Instapundit offers this hope for the Obama administration:
I agree with Barack Obama on some issues and disagree on others, but my hopes for the Obama presidency have mostly to do with tone. By reaching out to conservative columnists, and by going out of his way to say that he thinks George W. Bush is “a good man,” Mr. Obama has made some efforts to transcend the nastiness that has emanated from much of the Democratic Party over the past eight years, where open hatred of Mr. Bush and Republicans has been a major source of social bonding. That is a wise move on his part, as it makes it less likely that Republicans will return the favor. Venomous hatred by the opposition seriously harmed the Clinton and Bush administrations, and Mr. Obama will have a much more successful presidency if he can avoid similar problems. Whether this approach succeeds or not, however, will depend on whether his followers go along; in this, it is an early test of President Obama’s ability to lead.

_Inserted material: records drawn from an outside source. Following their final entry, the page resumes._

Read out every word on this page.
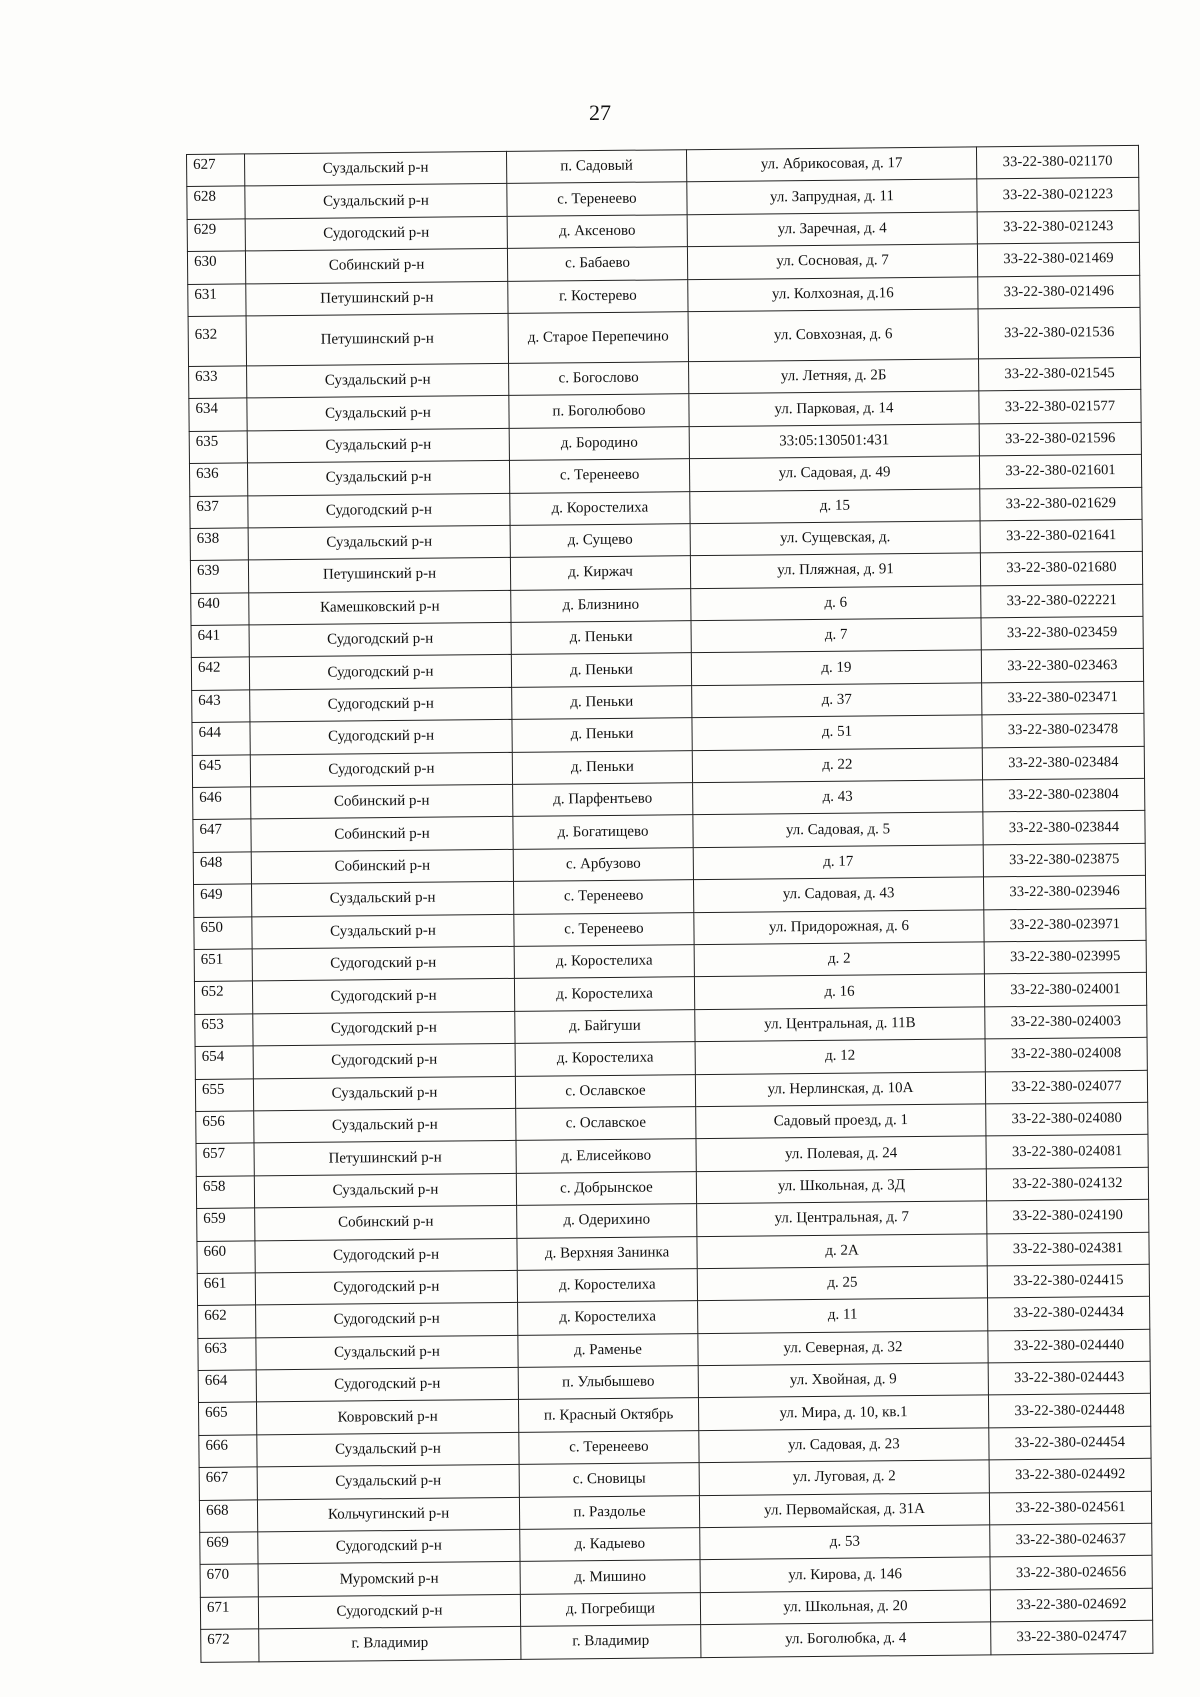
27
627	Суздальский р-н	п. Садовый	ул. Абрикосовая, д. 17	33-22-380-021170
628	Суздальский р-н	с. Теренеево	ул. Запрудная, д. 11	33-22-380-021223
629	Судогодский р-н	д. Аксеново	ул. Заречная, д. 4	33-22-380-021243
630	Собинский р-н	с. Бабаево	ул. Сосновая, д. 7	33-22-380-021469
631	Петушинский р-н	г. Костерево	ул. Колхозная, д.16	33-22-380-021496
632	Петушинский р-н	д. Старое Перепечино	ул. Совхозная, д. 6	33-22-380-021536
633	Суздальский р-н	с. Богослово	ул. Летняя, д. 2Б	33-22-380-021545
634	Суздальский р-н	п. Боголюбово	ул. Парковая, д. 14	33-22-380-021577
635	Суздальский р-н	д. Бородино	33:05:130501:431	33-22-380-021596
636	Суздальский р-н	с. Теренеево	ул. Садовая, д. 49	33-22-380-021601
637	Судогодский р-н	д. Коростелиха	д. 15	33-22-380-021629
638	Суздальский р-н	д. Сущево	ул. Сущевская, д.	33-22-380-021641
639	Петушинский р-н	д. Киржач	ул. Пляжная, д. 91	33-22-380-021680
640	Камешковский р-н	д. Близнино	д. 6	33-22-380-022221
641	Судогодский р-н	д. Пеньки	д. 7	33-22-380-023459
642	Судогодский р-н	д. Пеньки	д. 19	33-22-380-023463
643	Судогодский р-н	д. Пеньки	д. 37	33-22-380-023471
644	Судогодский р-н	д. Пеньки	д. 51	33-22-380-023478
645	Судогодский р-н	д. Пеньки	д. 22	33-22-380-023484
646	Собинский р-н	д. Парфентьево	д. 43	33-22-380-023804
647	Собинский р-н	д. Богатищево	ул. Садовая, д. 5	33-22-380-023844
648	Собинский р-н	с. Арбузово	д. 17	33-22-380-023875
649	Суздальский р-н	с. Теренеево	ул. Садовая, д. 43	33-22-380-023946
650	Суздальский р-н	с. Теренеево	ул. Придорожная, д. 6	33-22-380-023971
651	Судогодский р-н	д. Коростелиха	д. 2	33-22-380-023995
652	Судогодский р-н	д. Коростелиха	д. 16	33-22-380-024001
653	Судогодский р-н	д. Байгуши	ул. Центральная, д. 11В	33-22-380-024003
654	Судогодский р-н	д. Коростелиха	д. 12	33-22-380-024008
655	Суздальский р-н	с. Ославское	ул. Нерлинская, д. 10А	33-22-380-024077
656	Суздальский р-н	с. Ославское	Садовый проезд, д. 1	33-22-380-024080
657	Петушинский р-н	д. Елисейково	ул. Полевая, д. 24	33-22-380-024081
658	Суздальский р-н	с. Добрынское	ул. Школьная, д. 3Д	33-22-380-024132
659	Собинский р-н	д. Одерихино	ул. Центральная, д. 7	33-22-380-024190
660	Судогодский р-н	д. Верхняя Занинка	д. 2А	33-22-380-024381
661	Судогодский р-н	д. Коростелиха	д. 25	33-22-380-024415
662	Судогодский р-н	д. Коростелиха	д. 11	33-22-380-024434
663	Суздальский р-н	д. Раменье	ул. Северная, д. 32	33-22-380-024440
664	Судогодский р-н	п. Улыбышево	ул. Хвойная, д. 9	33-22-380-024443
665	Ковровский р-н	п. Красный Октябрь	ул. Мира, д. 10, кв.1	33-22-380-024448
666	Суздальский р-н	с. Теренеево	ул. Садовая, д. 23	33-22-380-024454
667	Суздальский р-н	с. Сновицы	ул. Луговая, д. 2	33-22-380-024492
668	Кольчугинский р-н	п. Раздолье	ул. Первомайская, д. 31А	33-22-380-024561
669	Судогодский р-н	д. Кадыево	д. 53	33-22-380-024637
670	Муромский р-н	д. Мишино	ул. Кирова, д. 146	33-22-380-024656
671	Судогодский р-н	д. Погребищи	ул. Школьная, д. 20	33-22-380-024692
672	г. Владимир	г. Владимир	ул. Боголюбка, д. 4	33-22-380-024747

As a recovering Clinton-hater, I take responsibility for my part in creating the backlash in tone that enveloped the Bush administration. I think Obama will help all Americans realize that a venomous hatred for the other party serves no one.
Glenn Reynolds goes on to call for an end to the federally mandated drinking age of 21 as a step toward ending the “war on drugs.” I support both proposals.
Read Peggy Noonan’s column as well. She made the same point:
There was not a sentence or thought that hit you in the chest and entered your head not to leave. But it was worthy, had weight, and was adult. In fact, Mr. Obama lauded a certain kind of maturity: “In the words of Scripture, the time has come to set aside childish things.” This was a call for a new nobility that puts aside “petty grievances and false promises” that have marked the oral culture of our modern political life. He seemed to be saying that the old, pointless partisanship of the past does not fit the current moment.